Ultrathin MXene conductive films with percolation-driven electron transport and thickness-dependent microwave absorption/shielding dual functionality†
Abstract
The microwave interaction of ultrathin Ti3C2Tx MXene films is governed by their nanosheet network-modulated conductivity. By integrating a transfer matrix model with the Drude model, this study reveals the dielectric response mechanisms of MXene films under microwave radiation, driven by nanosheet coverage (c) and thickness (t). For monolayer films, coverage-dependent conductivity transitions delineate two distinct regimes: (i) a discontinuous percolation regime (c < 80%) dominated by intra-flake electron transport (|εi/εr| < 1), resulting in high microwave transparency, and (ii) a metallic-like conduction regime (c > 80%) where synergistic intra-/inter-flake hopping (|εi/εr| > 1) enhances interfacial polarization and ohmic loss, enabling 27% maximum microwave absorption at a high sheet conductivity of ∼0.001 S (c = 93%).

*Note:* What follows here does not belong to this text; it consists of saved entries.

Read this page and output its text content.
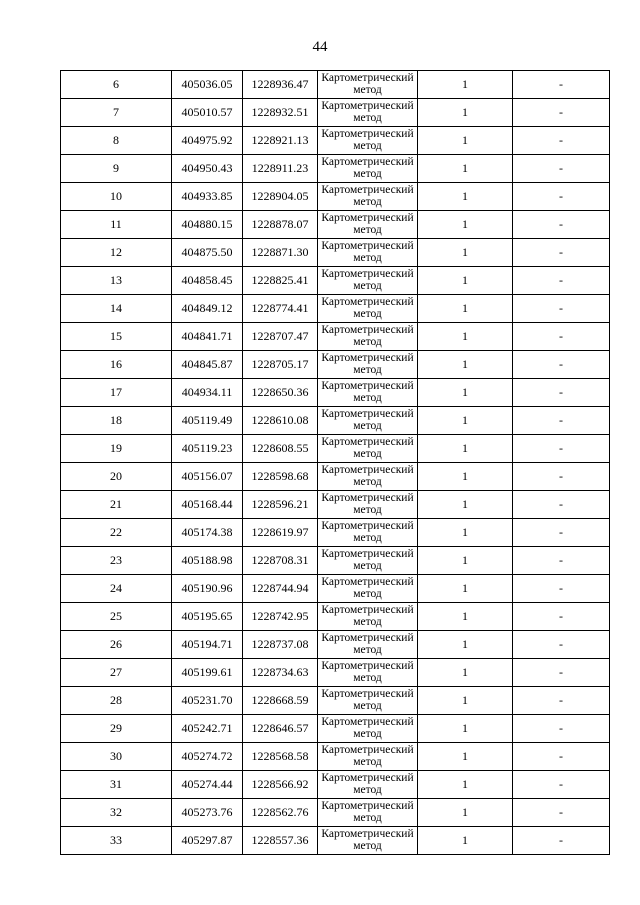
44
6	405036.05	1228936.47	Картометрический метод	1	-
7	405010.57	1228932.51	Картометрический метод	1	-
8	404975.92	1228921.13	Картометрический метод	1	-
9	404950.43	1228911.23	Картометрический метод	1	-
10	404933.85	1228904.05	Картометрический метод	1	-
11	404880.15	1228878.07	Картометрический метод	1	-
12	404875.50	1228871.30	Картометрический метод	1	-
13	404858.45	1228825.41	Картометрический метод	1	-
14	404849.12	1228774.41	Картометрический метод	1	-
15	404841.71	1228707.47	Картометрический метод	1	-
16	404845.87	1228705.17	Картометрический метод	1	-
17	404934.11	1228650.36	Картометрический метод	1	-
18	405119.49	1228610.08	Картометрический метод	1	-
19	405119.23	1228608.55	Картометрический метод	1	-
20	405156.07	1228598.68	Картометрический метод	1	-
21	405168.44	1228596.21	Картометрический метод	1	-
22	405174.38	1228619.97	Картометрический метод	1	-
23	405188.98	1228708.31	Картометрический метод	1	-
24	405190.96	1228744.94	Картометрический метод	1	-
25	405195.65	1228742.95	Картометрический метод	1	-
26	405194.71	1228737.08	Картометрический метод	1	-
27	405199.61	1228734.63	Картометрический метод	1	-
28	405231.70	1228668.59	Картометрический метод	1	-
29	405242.71	1228646.57	Картометрический метод	1	-
30	405274.72	1228568.58	Картометрический метод	1	-
31	405274.44	1228566.92	Картометрический метод	1	-
32	405273.76	1228562.76	Картометрический метод	1	-
33	405297.87	1228557.36	Картометрический метод	1	-
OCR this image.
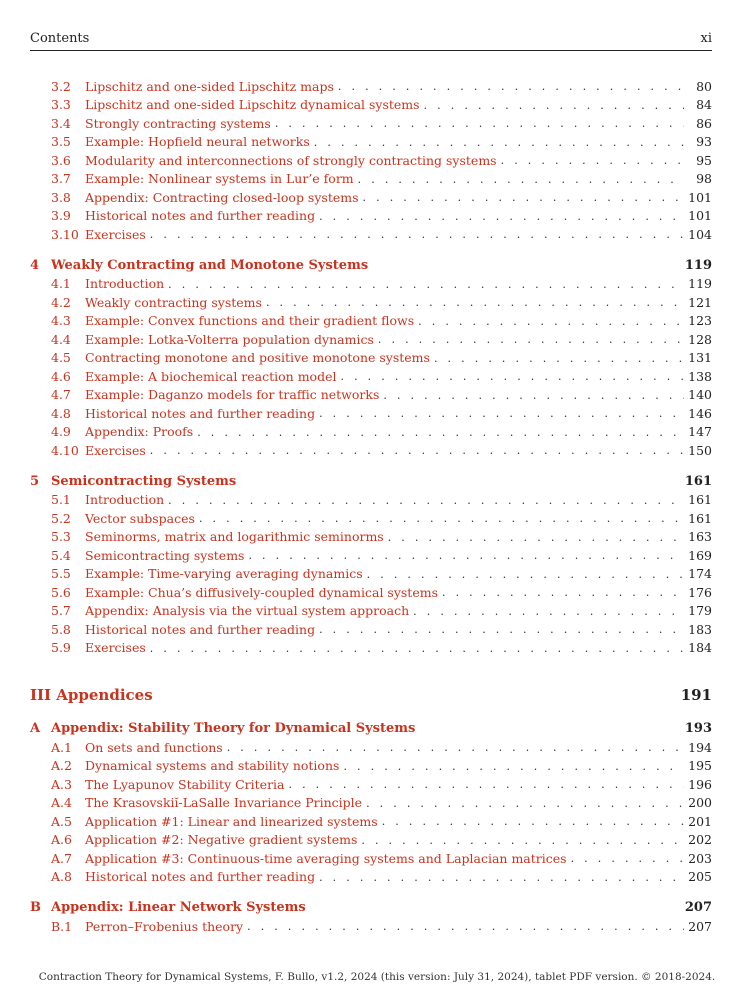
Contents	xi
3.2	Lipschitz and one-sided Lipschitz maps . . .	80
3.3	Lipschitz and one-sided Lipschitz dynamical systems . . .	84
3.4	Strongly contracting systems . . .	86
3.5	Example: Hopfield neural networks . . .	93
3.6	Modularity and interconnections of strongly contracting systems . . .	95
3.7	Example: Nonlinear systems in Lur’e form . . .	98
3.8	Appendix: Contracting closed-loop systems . . .	101
3.9	Historical notes and further reading . . .	101
3.10 Exercises . . .	104
4 Weakly Contracting and Monotone Systems	119
4.1	Introduction . . .	119
4.2	Weakly contracting systems . . .	121
4.3	Example: Convex functions and their gradient flows . . .	123
4.4	Example: Lotka-Volterra population dynamics . . .	128
4.5	Contracting monotone and positive monotone systems . . .	131
4.6	Example: A biochemical reaction model . . .	138
4.7	Example: Daganzo models for traffic networks . . .	140
4.8	Historical notes and further reading . . .	146
4.9	Appendix: Proofs . . .	147
4.10 Exercises . . .	150
5 Semicontracting Systems	161
5.1	Introduction . . .	161
5.2	Vector subspaces . . .	161
5.3	Seminorms, matrix and logarithmic seminorms . . .	163
5.4	Semicontracting systems . . .	169
5.5	Example: Time-varying averaging dynamics . . .	174
5.6	Example: Chua’s diffusively-coupled dynamical systems . . .	176
5.7	Appendix: Analysis via the virtual system approach . . .	179
5.8	Historical notes and further reading . . .	183
5.9	Exercises . . .	184
III Appendices	191
A Appendix: Stability Theory for Dynamical Systems	193
A.1	On sets and functions . . .	194
A.2	Dynamical systems and stability notions . . .	195
A.3	The Lyapunov Stability Criteria . . .	196
A.4	The Krasovskiĭ-LaSalle Invariance Principle . . .	200
A.5	Application #1: Linear and linearized systems . . .	201
A.6	Application #2: Negative gradient systems . . .	202
A.7	Application #3: Continuous-time averaging systems and Laplacian matrices . . .	203
A.8	Historical notes and further reading . . .	205
B Appendix: Linear Network Systems	207
B.1	Perron–Frobenius theory . . .	207
Contraction Theory for Dynamical Systems, F. Bullo, v1.2, 2024 (this version: July 31, 2024), tablet PDF version. © 2018-2024.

For multilayer continuous films, thickness dictates dual transport dynamics: sub-6.6 nm films exhibit surface/interface scattering-limited bulk conductivity (σ ∼ 3000 S cm−1, τ > 6 ps), while thicker films (t > 6.6 nm) transition to bulk-like metallic conduction (σ ∼ 13 000 S cm−1, τ < 6 ps), achieving concurrent 48% microwave absorption at 6.6 nm and 19 dB shielding at 24 nm. The percolation-governed conductivity scaling and thickness-modulated electron transport establish design principles for optimizing MXene-based ultrathin electromagnetic functional materials in microwave absorption, shielding, and flexible sensing applications, bridging nanoscale structural engineering with macroscopic functionality.